In experiments with colonies at the Mexican research station, James and his researchers drove the mosquito population to extinction within a few generations. “The flightless females work like a genetic insecticide,” says James. He hopes to release the genetically engineered males to the open field in the near future.”
The World Health Organization acknowledges that genetically modified mosquitoes show epidemiological promise. But there is simply not enough data yet to say in confidence that genetic engineering is a steadfast solution to eradicating mosquito-borne disease, the WHO cautions. For now, the organization recommends carefully monitored pilot projects, much like the field trial Oxitec is proposing in the Florida Keys.
Officials from Oxitec and the Florida Keys Mosquito Control District have their work cut out for them in the weeks leading up to November’s vote. A Change.org petition condemning Oxitec’s “mutant bugs” has more than 169,000 supporters and counting. Although only female mosquitoes have an appetite for blood, common fears among petitioners include being bitten by a genetically modified male, and possibility of the mosquitoes developing a resistance to the lethal gene they’re injected with.
Proponents of genetically engineered mosquitoes ensure that their DNA cannot migrate to other mosquito species or insects, as males only reproduce within their own species. And, perhaps most importantly, engineered mosquitoes can also reach areas that toxic insecticides simply cannot.
In an April op-ed in the New York Times, Nina Fedoroff, a molecular geneticist, and John Block, a former secretary of agriculture, argue that genetically modified mosquitoes may be “our best hope” for getting Zika under control.
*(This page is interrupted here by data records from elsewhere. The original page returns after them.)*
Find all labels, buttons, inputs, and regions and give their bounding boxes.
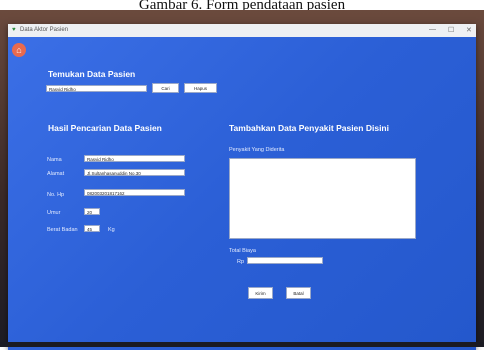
window-title: Data Aktor Pasien — [20, 27, 69, 33]
illness-textarea[interactable] — [229, 158, 416, 239]
age-field[interactable]: 20 — [84, 208, 100, 215]
name-field[interactable]: Rasyid Ridho — [84, 155, 185, 162]
disease-heading: Tambahkan Data Penyakit Pasien Disini — [229, 123, 389, 133]
app-window: ♥ Data Aktor Pasien — ☐ ✕ ⌂ Temukan Data… — [8, 24, 476, 350]
home-button[interactable]: ⌂ — [12, 43, 26, 57]
address-label: Alamat — [47, 171, 65, 177]
result-heading: Hasil Pencarian Data Pasien — [48, 123, 162, 133]
weight-label: Berat Badan — [47, 227, 78, 233]
maximize-button[interactable]: ☐ — [448, 26, 454, 34]
phone-label: No. Hp — [47, 192, 65, 198]
illness-label: Penyakit Yang Diderita — [229, 147, 285, 153]
age-label: Umur — [47, 210, 61, 216]
weight-field[interactable]: 45 — [84, 225, 100, 232]
cost-label: Total Biaya — [229, 248, 256, 254]
search-heading: Temukan Data Pasien — [48, 69, 136, 79]
phone-field[interactable]: 082003201817162 — [84, 189, 185, 196]
close-button[interactable]: ✕ — [466, 26, 472, 34]
app-icon: ♥ — [12, 27, 16, 33]
main-panel: ⌂ Temukan Data Pasien Rasyid Ridho Cari … — [8, 37, 476, 350]
weight-unit: Kg — [108, 227, 115, 233]
desktop-background: ♥ Data Aktor Pasien — ☐ ✕ ⌂ Temukan Data… — [0, 10, 484, 350]
home-icon: ⌂ — [16, 45, 22, 55]
address-field[interactable]: Jl.Sultanhasanuddin No.30 — [84, 169, 185, 176]
name-label: Nama — [47, 157, 62, 163]
title-bar: ♥ Data Aktor Pasien — ☐ ✕ — [8, 24, 476, 37]
minimize-button[interactable]: — — [429, 26, 436, 33]
search-input[interactable]: Rasyid Ridho — [46, 85, 147, 92]
submit-button[interactable]: Kirim — [248, 287, 273, 299]
currency-label: Rp — [237, 259, 245, 265]
search-button[interactable]: Cari — [152, 83, 179, 93]
cancel-button[interactable]: Batal — [286, 287, 311, 299]
taskbar-strip — [0, 342, 484, 347]
delete-button[interactable]: Hapus — [184, 83, 217, 93]
cost-field[interactable] — [247, 257, 323, 264]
Other international field trials spearheaded by Oxitec have already shown considerable promise, suggesting Fedoroff and Block may be right.
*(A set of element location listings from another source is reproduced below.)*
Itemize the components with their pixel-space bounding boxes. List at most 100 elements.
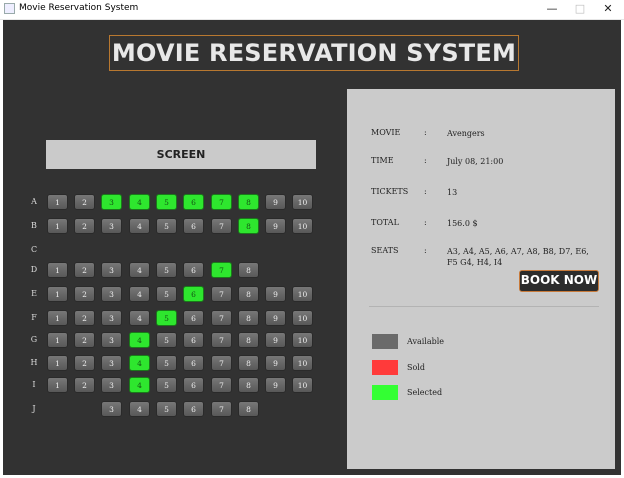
seat-f1[interactable]: 1	[47, 310, 68, 326]
maximize-button[interactable]: □	[566, 0, 594, 19]
seat-f4[interactable]: 4	[129, 310, 150, 326]
seat-a3[interactable]: 3	[101, 194, 122, 210]
seat-b2[interactable]: 2	[74, 218, 95, 234]
seat-h3[interactable]: 3	[101, 355, 122, 371]
screen-indicator: SCREEN	[46, 140, 316, 169]
seat-d1[interactable]: 1	[47, 262, 68, 278]
seat-e7[interactable]: 7	[211, 286, 232, 302]
seat-b1[interactable]: 1	[47, 218, 68, 234]
legend-swatch-selected	[372, 385, 398, 400]
window-title: Movie Reservation System	[19, 3, 139, 13]
seat-j7[interactable]: 7	[211, 401, 232, 417]
seat-f9[interactable]: 9	[265, 310, 286, 326]
seat-f8[interactable]: 8	[238, 310, 259, 326]
seat-g3[interactable]: 3	[101, 332, 122, 348]
seat-i10[interactable]: 10	[292, 377, 313, 393]
seat-d5[interactable]: 5	[156, 262, 177, 278]
seat-e2[interactable]: 2	[74, 286, 95, 302]
seat-b5[interactable]: 5	[156, 218, 177, 234]
seat-b4[interactable]: 4	[129, 218, 150, 234]
seat-i2[interactable]: 2	[74, 377, 95, 393]
seat-e10[interactable]: 10	[292, 286, 313, 302]
seat-i7[interactable]: 7	[211, 377, 232, 393]
seat-h8[interactable]: 8	[238, 355, 259, 371]
seat-d8[interactable]: 8	[238, 262, 259, 278]
seat-h6[interactable]: 6	[183, 355, 204, 371]
seat-b7[interactable]: 7	[211, 218, 232, 234]
seat-a2[interactable]: 2	[74, 194, 95, 210]
seat-g8[interactable]: 8	[238, 332, 259, 348]
seat-g6[interactable]: 6	[183, 332, 204, 348]
seat-h2[interactable]: 2	[74, 355, 95, 371]
seat-e1[interactable]: 1	[47, 286, 68, 302]
seat-i6[interactable]: 6	[183, 377, 204, 393]
seat-h4[interactable]: 4	[129, 355, 150, 371]
seat-j8[interactable]: 8	[238, 401, 259, 417]
seat-h1[interactable]: 1	[47, 355, 68, 371]
row-label-h: H	[30, 358, 38, 367]
seat-j5[interactable]: 5	[156, 401, 177, 417]
seat-e4[interactable]: 4	[129, 286, 150, 302]
seat-b9[interactable]: 9	[265, 218, 286, 234]
seat-i8[interactable]: 8	[238, 377, 259, 393]
seat-g4[interactable]: 4	[129, 332, 150, 348]
seat-j4[interactable]: 4	[129, 401, 150, 417]
seat-a9[interactable]: 9	[265, 194, 286, 210]
seat-g10[interactable]: 10	[292, 332, 313, 348]
seat-i5[interactable]: 5	[156, 377, 177, 393]
seat-a4[interactable]: 4	[129, 194, 150, 210]
seat-e3[interactable]: 3	[101, 286, 122, 302]
seat-d4[interactable]: 4	[129, 262, 150, 278]
seat-g5[interactable]: 5	[156, 332, 177, 348]
seat-h5[interactable]: 5	[156, 355, 177, 371]
movie-label: MOVIE	[371, 128, 401, 137]
seat-a8[interactable]: 8	[238, 194, 259, 210]
minimize-button[interactable]: —	[538, 0, 566, 19]
seat-i1[interactable]: 1	[47, 377, 68, 393]
seat-b3[interactable]: 3	[101, 218, 122, 234]
seat-b6[interactable]: 6	[183, 218, 204, 234]
row-label-a: A	[31, 197, 37, 206]
seat-f6[interactable]: 6	[183, 310, 204, 326]
seat-e8[interactable]: 8	[238, 286, 259, 302]
seat-b10[interactable]: 10	[292, 218, 313, 234]
close-button[interactable]: ✕	[594, 0, 622, 19]
seat-g9[interactable]: 9	[265, 332, 286, 348]
seat-d6[interactable]: 6	[183, 262, 204, 278]
seat-j6[interactable]: 6	[183, 401, 204, 417]
seat-i4[interactable]: 4	[129, 377, 150, 393]
seat-f3[interactable]: 3	[101, 310, 122, 326]
seat-a1[interactable]: 1	[47, 194, 68, 210]
legend-label-selected: Selected	[407, 388, 443, 397]
seat-h10[interactable]: 10	[292, 355, 313, 371]
seat-h9[interactable]: 9	[265, 355, 286, 371]
seat-j3[interactable]: 3	[101, 401, 122, 417]
seat-f2[interactable]: 2	[74, 310, 95, 326]
seat-i3[interactable]: 3	[101, 377, 122, 393]
seat-e6[interactable]: 6	[183, 286, 204, 302]
seat-i9[interactable]: 9	[265, 377, 286, 393]
seat-b8[interactable]: 8	[238, 218, 259, 234]
seat-g1[interactable]: 1	[47, 332, 68, 348]
time-value: July 08, 21:00	[447, 157, 504, 166]
seat-d2[interactable]: 2	[74, 262, 95, 278]
seat-e9[interactable]: 9	[265, 286, 286, 302]
seat-d3[interactable]: 3	[101, 262, 122, 278]
seat-e5[interactable]: 5	[156, 286, 177, 302]
seat-f10[interactable]: 10	[292, 310, 313, 326]
seats-value: A3, A4, A5, A6, A7, A8, B8, D7, E6, F5 G…	[447, 247, 589, 267]
row-label-c: C	[30, 245, 38, 254]
seat-a5[interactable]: 5	[156, 194, 177, 210]
seat-a10[interactable]: 10	[292, 194, 313, 210]
seat-a6[interactable]: 6	[183, 194, 204, 210]
seat-f5[interactable]: 5	[156, 310, 177, 326]
seat-d7[interactable]: 7	[211, 262, 232, 278]
seat-a7[interactable]: 7	[211, 194, 232, 210]
seat-f7[interactable]: 7	[211, 310, 232, 326]
tickets-colon: :	[424, 187, 427, 196]
book-now-button[interactable]: BOOK NOW	[519, 270, 599, 292]
seat-g2[interactable]: 2	[74, 332, 95, 348]
row-label-d: D	[30, 265, 38, 274]
seat-h7[interactable]: 7	[211, 355, 232, 371]
seat-g7[interactable]: 7	[211, 332, 232, 348]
Last April, Piracicaba, Brazil, became the world’s first municipality to partner with Oxitec. The resulting effort, a one-year pilot program located in a district of 5,000 residents, reduced mosquito larvae by 82 percent. Similar trials in Brazil, Panama, and the Cayman Islands suppressed Zika-carrying mosquito populations by 90 percent — “an unprecedented level of control,” according to Oxitec.
Oxitec officials plan on visiting Key Haven residents door-to-door with the hopes of dissuading locals from voting against the field trial this fall.
“Everywhere else where we’ve done this there’s been 90 percent or better control of the population,” Derrick Nimmo, senior scientist for Oxitec’s Keys Project, told Fusionlast week. “If we can show that it’s the same in the Key Haven, it has a really good chance of being able to prevent Zika in Miami or wherever in the U.S.”
Meanwhile, four new Zika infections were confirmed in Miami just this morning, bringing the total number of cases to at least 21 people in recent weeks. A divided Congress remains at a standstill and has yet to agree on a reasonable budget to dedicate to the virus. A vaccine, though in the initial stages of human clinical trials, remains a far-off milestone. Genetically engineered mosquitoes, on the other hand, are here and ready to go. And as Zika continues to spread throughout Florida, it’s clear that their all-natural Aedes aegypti counterparts aren’t leaving any time soon.